In its latest credit monitoring service, Alares found Commonwealth Bank, ANZ, NAB, and Westpac initiated a combined total of more than 140 court actions against SMEs last month.
The figures show the greatest amount of court activity levelled against borrowers since the first months of 2020 — which preceded an extraordinary period of leniency against debtors during COVID-19 lockdowns.
Alares data shows that winding-up petitions launched by the Big Four banks are also on the rise, but are yet to reach their pre-pandemic highs.
The figures broadly correlate with surging interest rates and the Reserve Bank of Australia’s attempts to constrain inflation through monetary policy.
The underlying interest rate rose from just 0.10% in April 2022 to 4.35% in November 2023, elevating borrowing costs for businesses and households alike.
NAB has acknowledged some of the business hardships represented in the Alares data and the influence of cash rate hikes on business conditions.
Ana Marinkovic, NAB Executive Small Business, told SmartCompany “small businesses around Australia are operating in a more difficult environment” and noted a “slight increase in arrears” over the past 12 months.
However, Marinkovic said many small businesses are “adapting and are proving resilient” in the face of rising interest rates, and that arrears are coming “off a very low base”.

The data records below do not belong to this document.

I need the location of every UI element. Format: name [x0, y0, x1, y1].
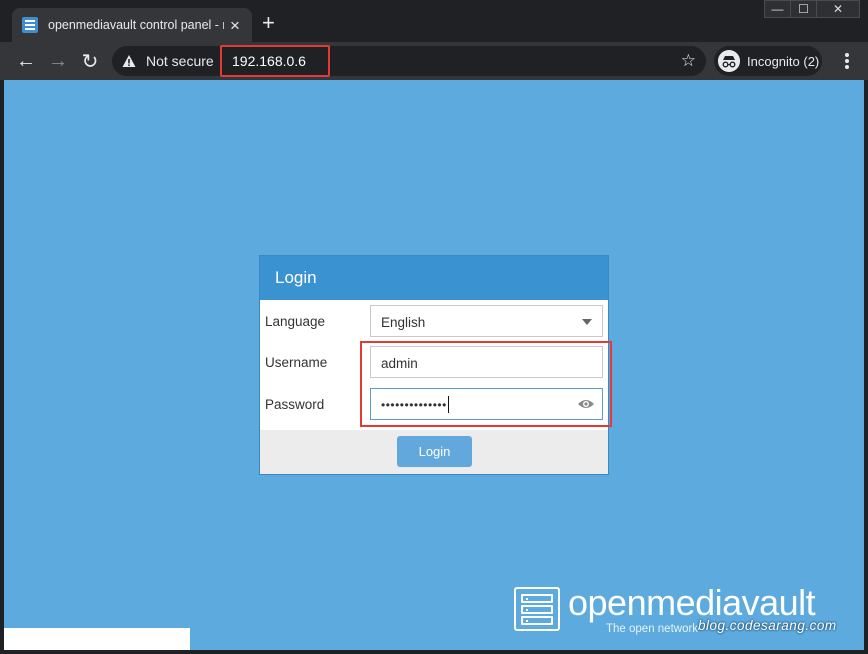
new-tab-button[interactable]: +	[262, 12, 275, 34]
browser-menu-icon[interactable]	[838, 52, 856, 70]
browser-tab[interactable]: openmediavault control panel - r ×	[12, 8, 252, 42]
browser-titlebar: openmediavault control panel - r × + — ☐…	[0, 0, 868, 42]
blog-watermark: blog.codesarang.com	[698, 618, 837, 633]
reload-icon[interactable]: ↻	[78, 49, 102, 73]
tab-title: openmediavault control panel - r	[48, 18, 224, 32]
login-panel-title: Login	[260, 256, 608, 300]
chevron-down-icon[interactable]	[582, 319, 592, 325]
login-footer: Login	[260, 430, 608, 474]
server-rack-icon	[514, 587, 560, 631]
language-label: Language	[265, 314, 326, 329]
openmediavault-favicon-icon	[22, 17, 38, 33]
language-value: English	[381, 315, 426, 330]
maximize-button[interactable]: ☐	[790, 0, 817, 18]
forward-arrow-icon[interactable]: →	[46, 49, 70, 73]
incognito-icon	[718, 50, 740, 72]
incognito-label: Incognito (2)	[747, 53, 820, 69]
language-select[interactable]: English	[370, 305, 603, 337]
close-window-button[interactable]: ✕	[816, 0, 860, 18]
bookmark-star-icon[interactable]: ☆	[681, 51, 696, 71]
address-bar[interactable]: Not secure 192.168.0.6 ☆	[112, 45, 706, 77]
browser-toolbar: ← → ↻ Not secure 192.168.0.6 ☆ Incognito…	[0, 42, 868, 80]
login-panel: Login Language English Username admin Pa…	[259, 255, 612, 475]
window-controls: — ☐ ✕	[764, 0, 860, 18]
status-strip	[4, 628, 190, 650]
credentials-highlight-box	[360, 341, 612, 427]
language-row: Language English	[260, 305, 608, 339]
not-secure-label[interactable]: Not secure	[146, 53, 214, 69]
username-label: Username	[265, 355, 328, 370]
password-label: Password	[265, 397, 325, 412]
brand-tagline: The open network	[606, 623, 699, 635]
page-content: Login Language English Username admin Pa…	[4, 80, 864, 650]
login-button[interactable]: Login	[397, 436, 472, 467]
url-text: 192.168.0.6	[232, 53, 306, 69]
url-highlight-box[interactable]: 192.168.0.6	[220, 45, 330, 77]
incognito-indicator[interactable]: Incognito (2)	[714, 46, 822, 76]
back-arrow-icon[interactable]: ←	[14, 49, 38, 73]
tab-close-icon[interactable]: ×	[230, 17, 240, 34]
minimize-button[interactable]: —	[764, 0, 791, 18]
warning-triangle-icon	[122, 55, 136, 67]
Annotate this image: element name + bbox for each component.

Those rising court actions initiated by the banks are to be expected after the end of lockdown-era leniency, said Malcolm Howell, a partner at insolvency practice Jirsch Sutherland.
Some businesses come to the practice surprised the banks are chasing debts through the courts, “but I don’t know how they are surprised when I’m seeing a number of them come to me with debts that are three years old,” Howell told SmartCompany.
Banks are not the only financial institutions chasing unpaid debts.
Trade finance providers and even vehicle financiers are seeking what is owed.
“All of those organisations need to start the collection process at some point, and I guess it’s just become time: the stars have aligned with interest rates and a lack of money coming in, they need to start the collection process.”
The years-long leniency against debtors — resulting in the low base of court actions through 2020 and 2021 — means we could see a years-long “catch-up phase” where the number of new court actions surpasses pre-pandemic averages, Howell added.
Court actions initiated by the banking sector will only compound pressure levelled by the Australian Taxation Office (ATO), which stands as the biggest single creditor for many indebted businesses.
Like the banks, the ATO’s leniency to ageing tax debts has expired, with the tax office now turning to tools like Director Penalty Notices to extract years-old tax liabilities.
Businesses staring down mounting debts should not wait six or twelve months before contacting a business advisor, Howell said.
Directors should consider receiving advice “early, as it may give them better options, and they can also protect their personal assets”.
Marinkovic said businesses struggling to repay their debts should contact the bank as soon as possible.
“Our message to those who may be struggling is that we’re here to help – please call us early so we can help get you back on track.”
SmartCompany has contacted Commonwealth Bank, ANZ, and Westpac for comment.